I use @liamfiddler’s typeset plugin on my Eleventy site. Overall, it’s a small difference that not many readers will notice until shown two content pieces side by side. At least, that’s how I realized how much of a difference it makes.
It’s missing a couple of
fis because Typeset ate them. The alphabet f followed by the alphabet i is a common ligature apparently — and Typeset converted the plain-text
ﬁ, which made it harder for machines to read it.

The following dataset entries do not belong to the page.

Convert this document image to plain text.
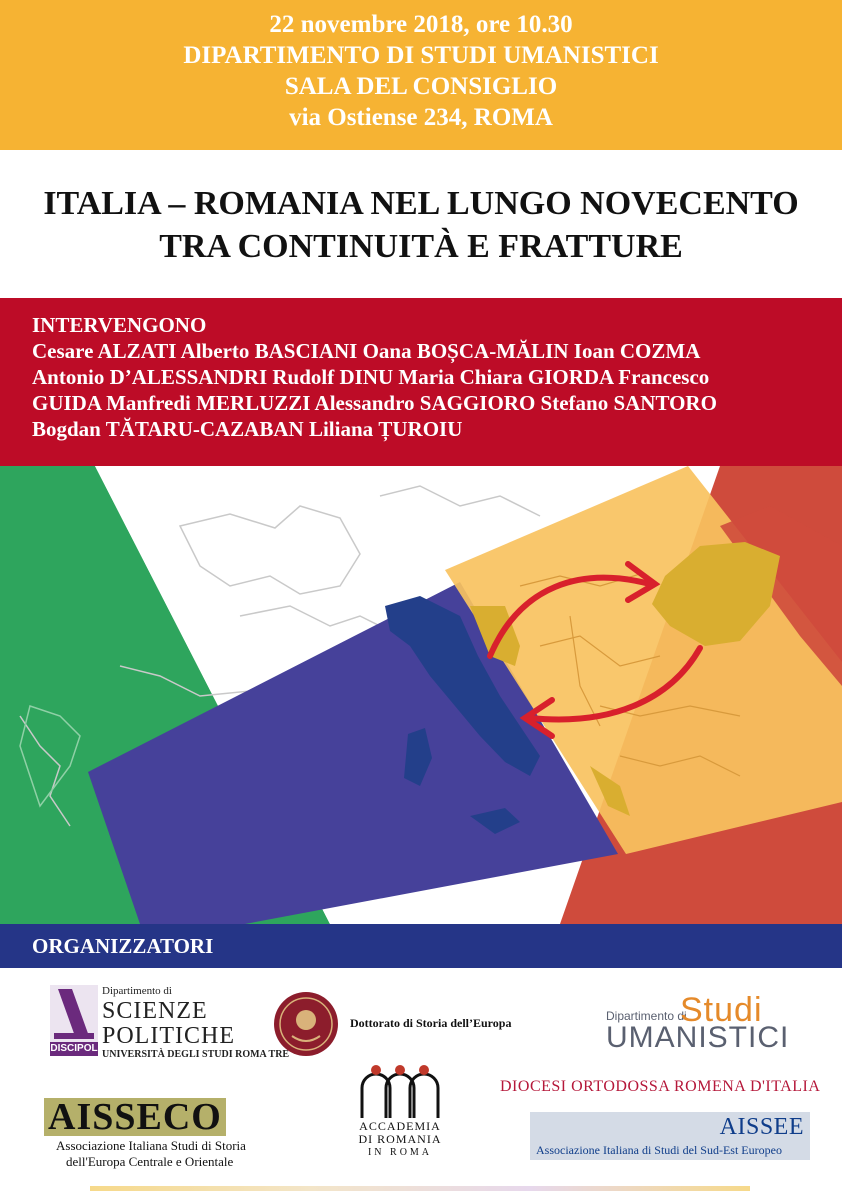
22 novembre 2018, ore 10.30
DIPARTIMENTO DI STUDI UMANISTICI
SALA DEL CONSIGLIO
via Ostiense 234, ROMA
ITALIA – ROMANIA NEL LUNGO NOVECENTO
TRA CONTINUITÀ E FRATTURE
INTERVENGONO
Cesare ALZATI Alberto BASCIANI Oana BOȘCA-MĂLIN Ioan COZMA
Antonio D’ALESSANDRI Rudolf DINU Maria Chiara GIORDA Francesco
GUIDA Manfredi MERLUZZI Alessandro SAGGIORO Stefano SANTORO
Bogdan TĂTARU-CAZABAN Liliana ȚUROIU
ORGANIZZATORI
DISCIPOL
Dipartimento di
SCIENZE
POLITICHE
UNIVERSITÀ DEGLI STUDI ROMA TRE
Dottorato di Storia dell’Europa	Dipartimento di
Studi
UMANISTICI
AISSECO
Associazione Italiana Studi di Storia
dell'Europa Centrale e Orientale
ACCADEMIA
DI ROMANIA
IN ROMA
DIOCESI ORTODOSSA ROMENA D'ITALIA
AISSEE
Associazione Italiana di Studi del Sud-Est Europeo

What are ligatures? This is how Wikipedia introduces them:
In writing and typography, a ligature occurs where two or more graphemes or letters are joined as a single glyph. An example is the character æ as used in English, in which the letters a and e are joined. The common ampersand (&) developed from a ligature in which the handwritten Latin letters e and t (spelling et, from the Latin for “and”) were combined.
Because this makes it harder or impossible for machines to read, it’s also a bad fit for the web and might even affect your search results (and therefore SEO) as discussed on the English StackExchange community above.
I updated the configuration to exclude ligatures while typesetting and now my comment appears properly:
const pluginTypeset = require("eleventy-plugin-typeset")
I had noticed this issue in other places but never figured out why this weird behaviour was present at all, until looking at the raw HTML now.
If you use Typeset and/or its Eleventy plugin, please be wary of this and update your Eleventy configuration.